このタイトル、なんだか「嫌われ松子の一生」みたい。
巻末には、

この自伝は著者の死後発表される目的で書かれた作品です。
生前に、著者は構成ゲラのチェックを四度済ませております。


とある。いやー最後の最後まで、しかも死んだ後にまで粋なことをする人だなーと思う。
この本の印税、良純ももらったりするのかな。
発行は幻冬舎。編集者はもちろん、文中にも度々登場する見城徹氏。


久しぶりに美しい日本語を読んでいるな、という良い気持ちになりながら、同時に、ひたすらに石原慎太郎の自慢話を延々と聞かされるという、前代未聞の読書体験。
普通、自慢話が延々に書かれている場合、途中で読むのを辞めたくなってしまうと思うのだけれど、三島由紀夫の文章かな?ってくらいに綺麗な文章で、しかもスルスルと読ませる魅力もあって、どんどん読み進められた。


結構な分厚さのある本で、幼い頃の生い立ちや弟のこと、作家デビューのこと、そして政治家としてのことや恋愛話がサラサラと書かれている。
読んでいて、一番書くのに力を入れているなと思ったのが、恋愛の話。
また、意外にも自身の体験や見聞から、スピリチュアルなこともかなり信じられているようで、そこがまた面白かった。


石原慎太郎は学生結婚をしてから後、離婚もせずに4人の子供をもうけているわけで、彼にとっての恋愛=不倫なのだけれど、これがもう、お相手の方も何ともユニークな方々で。
まぁ、あの変なじーさんと付き合うのなら、あのくらい変わった女性でなければ。そんな謎の納得をしつつ、興味深く読んだ。
「彼女は処女だった」的なことをわざわざ自慢げに書くあたり、昔のジジイって感じがして、ほくそ笑みつつ。


読み終わる頃には、20年くらい前に味わった三島由紀夫「豊饒の海」全四部作を読み終わる頃のような、何ともいえない気持ちになり、石原慎太郎の凄さを思い知った。
やっと終わる、でも終わってほしくない。そんな気持ちに加えて、この世の理(ことわり)についてを考えてしまう、何とも不思議な、何とも言えない気持ち。


石原慎太郎の小説は、たしか大昔に「太陽の季節」を読んだだけだと思うのだけれど、このじーさんの小説はどれを読んでも間違いがなさそうだな、と思った。
面白い作品って、本当のこと、本音のことが書かれてるものだと思うのだけれど、このじーさんは、絶対に本音しか言えない、書けないタイプだと、この本で確信したから。

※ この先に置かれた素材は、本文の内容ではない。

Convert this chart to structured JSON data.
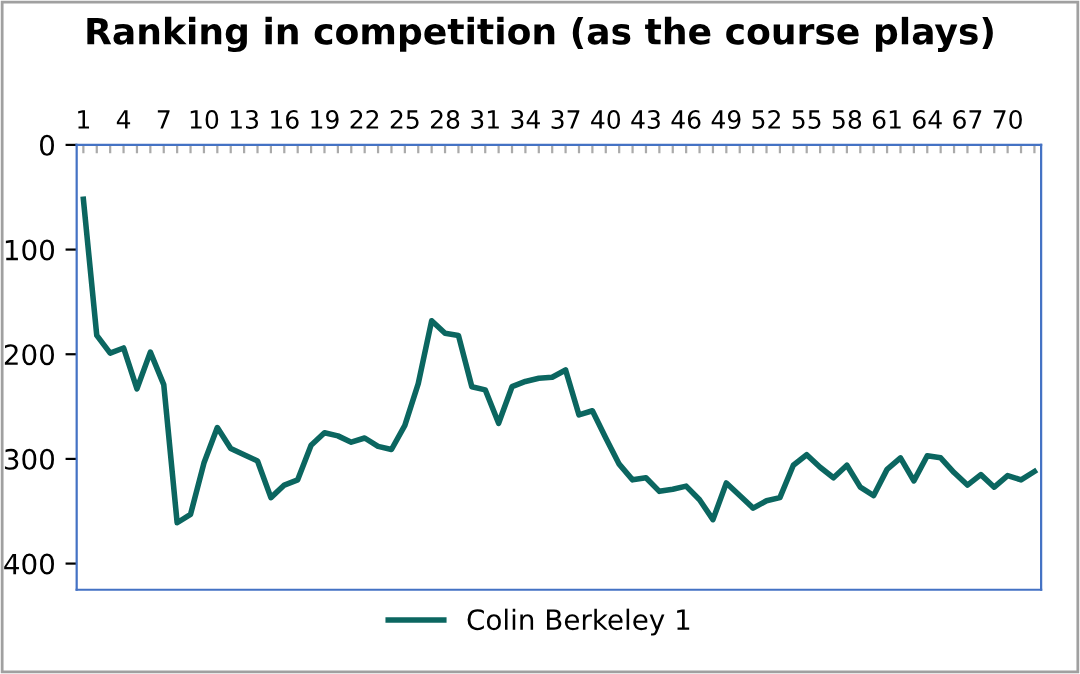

自分を忘却してしまって死ぬのだけは嫌だ。そんな風に終わる人生なんぞ、結局虚無そのものではないか。忘却は嫌だ。何もかも覚えたまま、それを抱えきって死にたい。


自伝にこんなことを当たり前のように書く石原慎太郎は、なんて欲張りなんだろう。自分大好きなんだろう。
サラリとこんなことを書ける石原慎太郎、信頼できる。


しかし、人生って何なのだろう。
お金や地位や名声ではなくて、やっぱり恋愛や人と人との出会いなのだな、と深く思わせられる作品だった。


自分自身は作家。そして弟は石原裕次郎。後には国会議員、東京都知事として長年やってきた超大物人物であるので、もう書くこと書くこと凄くて、これが一人の人間のノンフィクションってすげーなまじで、と思うわけだけれど、結局印象に残ったのは、不倫エピソードっていう。
たぶん、石原慎太郎自身もそうなのだと思う。
たぶん、それで良いんだと思う。


この本、この高齢化社会でもっともっと売れても良いと思うし、話題になっても良いと思ったのだけれど、それは私が石原慎太郎寄りの変わり者だから?
10年に一度くらいは読み返したい、そして晩年は何度も読みたいなと思える、死に向かう人による、死に向かう人のための、素晴らしい作品だと思いました。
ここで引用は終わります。